By Nicole Sagullo
Over the past 50 years in Connecticut and elsewhere, discriminatory real estate practices known as steering and blockbusting have played a prominent role in creating racial segregation in housing. The impact of such once legal practices on the racial composition of the greater Hartford area can be seen in an interactive map documenting racial change in the region from 1900 to 2010. In the early decades of the 20th century, data shows a small, non-white population isolated in the city center of Hartford. Over the years, as migrants from the South and elsewhere came to the state, this population grew and a variety of factors determined where newcomers could settle.
Of particular interest to those studying demographic patterns is the growth of the non-white population in Bloomfield beginning in the late 1960s. The percentage of residents classified as “non-white” grew as minorities relocated from Hartford to this nearby town and whites moved out. Research by The Cities, Suburbs and Schools Project, a collaborative effort involving Trinity faculty and students as well as community members, shows that the composition of the area was affected by several factors, including real estate practices employed during this time—and that these practices influenced how the community and others near it continued to take shape.
Blockbusting: An Illustration
Blockbusting is the term used to describe the practice of encouraging existing homeowners living in primarily white neighborhoods to sell their properties to a real estate agent at below market value. Disreputable real estate agents would scare white residents, claiming that integration would lead to decreased property values; this tactic led to “panic selling.” In turn, the agent would sell the home above market value to black home buyers. Blockbusting allowed agents to maximize profit by buying low and selling high. They targeted the small supply of homes where blacks could live without being harassed or excluded by then-legal covenants or other deed restrictions.
Blockbusting practices helped determine Bloomfield’s racial composition throughout the late 1960s and ‘70s. For example, as reported in the Hartford Courant on February 24, 1974, a white resident of Bloomfield recounted receiving calls from real estate agents urging him to sell his house at a lower rate because, with non-whites moving into the area, property values had supposedly declined. The article further detailed the role of real estate agents in shaping Bloomfield’s demographic makeup.
Racial Steering
Related to blockbusting, racial steering involves real estate agents directing people of certain races to specific areas—and away from others.

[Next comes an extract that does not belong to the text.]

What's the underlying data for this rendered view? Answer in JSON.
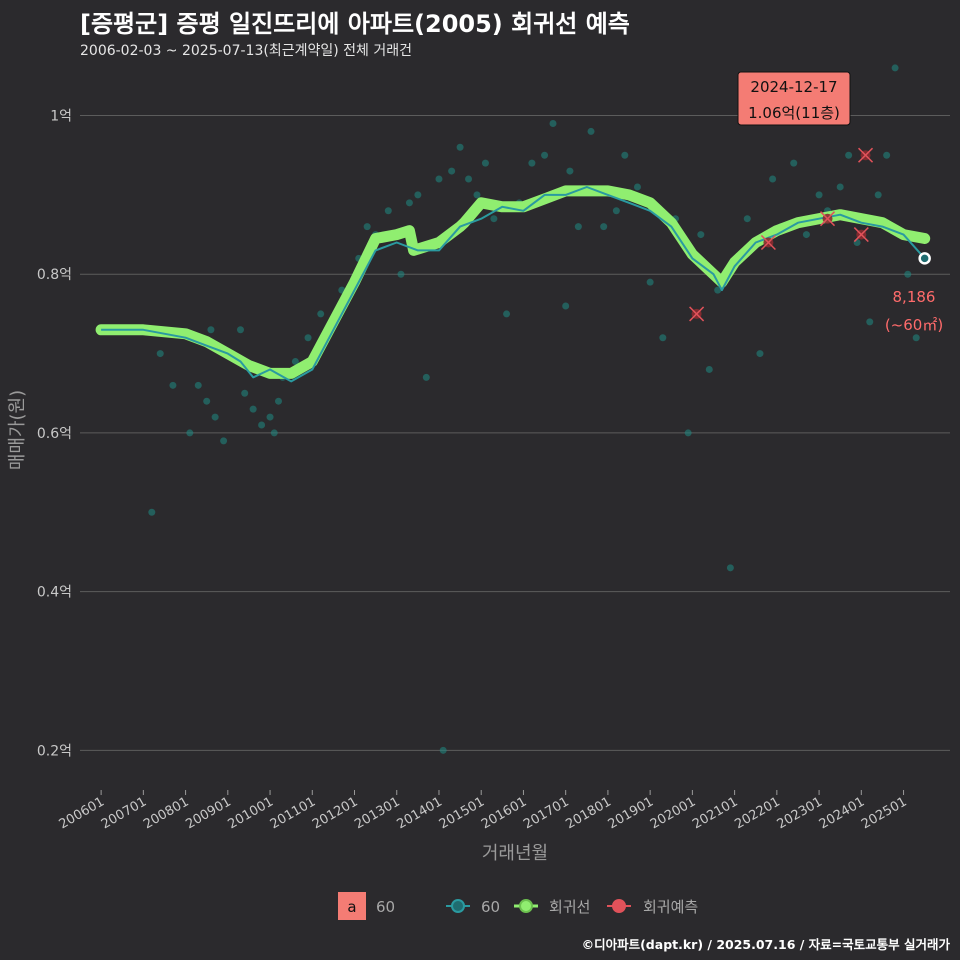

One white home buyer, for example, reported an agent’s behavior to the Hartford Courant. He explained that the agent praised Avon and West Hartford but, in contrast, spoke negatively about Bloomfield and its school system. The home buyer concluded that the agent may have been afraid to insult clients by taking them to integrated neighborhoods. Historical facts suggest, however, that maintaining racial segregation through such means as restrictive covenants, redlining, and racial steering has been used to influence property values. Such discriminatory and, very often, illegal practices have contributed to racially isolated neighborhoods by perpetuating stereotypes.
Illegal Practices Persist
Racial steering and blockbusting, though illegal, remain present today. An article entitled “Home Buyers Suspect Racial Steering,” which appeared in the Hartford Courant on September 8, 2003, discussed the implications of this practice in the 21st century. Citing the observations of residents in affected neighborhoods as well as statistical data, the article concluded that real estate practices and other forces still encourage patterns of segregation based on skin color. For instance, a former member of the town council in Windsor reported that although a house in his neighborhood went on the market several times it was not, to his knowledge, shown to prospective buyers who were white. As 2000 census data shows, ¼ of the affluent black population of the Greater Hartford area lives in six geographically adjacent census tracts in Bloomfield, Windsor, and the Blue Hills section of Hartford. Further, according to the article, the census numbers indicate that black residents in Hartford’s suburbs “were more racially isolated from white residents in 2000 than they were in 1990.”
The use of blockbusting and racial steering in the 1960s and ‘70s helped start patterns of racial segregation that persist today. And, as more recent evidence suggests, steering practices prevent integration by limiting opportunities available to non-white populations.
Nicole Sagullo, who is working towards her Bachelor’s degree in Psychology and Educational Studies at Trinity College in Hartford, contributed this essay during the 2012-13 academic year.